But analysts split on forecasts for BSP monetary policy move
The fastest inflation rate in more than two years, hit at 2.7 percent in January this year, has affirmed the official government forecast and a consensus view by analysts for 2017 that inflation will be higher this year than in 2016.
At the same time, it also split analyst views on whether the central bank would tighten its monetary policy this year.
The Bangko Sentral ng Pilipinas (BSP) itself expects inflation to average 3.3 percent in 2017 before the rate moderates to 3 percent in 2018.
BSP Deputy Governor Diwa Guinigundo said the central bank already factored in higher oil prices and the impact of the government’s tax reform on its inflation forecast for this year and 2018.
For its part, the National Economic and Development Authority said despite upside risks and pressures, the government expects inflation to be stable and remain consistent with the official target range.
Standard Chartered Bank economist Chidu Narayanan sees the January inflation print in line with the bank’s view that inflation will not be a major concern for the BSP this year, and that the central bank will keep policy rates on hold through 2017.
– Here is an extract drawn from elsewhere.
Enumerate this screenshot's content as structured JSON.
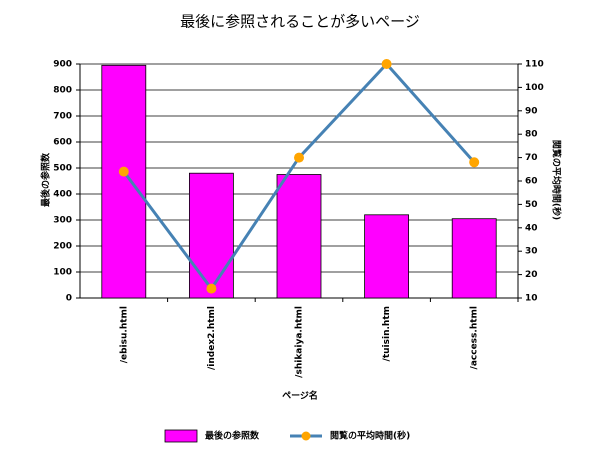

“We expect inflation to be higher this year due to the combination of low-base effect, higher commodity prices and also some domestic inflationary pressures. However, we do not think the increase will be significant enough to cause the BSP to hike rates this year,” he said.
Seeing the January inflation data from a different perspective, however, ANZ Research economist Eugenia Victorino believes demand-pull price pressures are likely to drive inflation higher by the first half of 2017, which would prompt the BSP to hike its interest rate by the third quarter of the year.
“Demand-pull price pressures will add on to cost-push forces. Considering the current trajectory of commodity prices, we expect the effect of low base comparisons to peak in the first half. Yet, strong domestic demand will likely persist,” she said.
She noted that rising incomes have been keeping growth in household consumption well above its long-term average of 4.8 percent.
Government spending will boost domestic demand further, Victorino said.
“With public spending expected to focus on infrastructure development away from its traditional concentration on the NCR [National Capital Region], the marginal effect on growth will likely be significant. Combined with strong household spending, this could push core inflation higher,” she added.
Given this, the ANZ economist said the BSP will be one of the first Asian central banks to tighten monetary policy in 2017.
“Assuming headline inflation will peak in the first half, we still expect average inflation this year to fall in the upper half of the 2 percent to 4 percent target range of the BSP. With strong domestic demand, we expect an interest rate hike in the third quarter,” she said.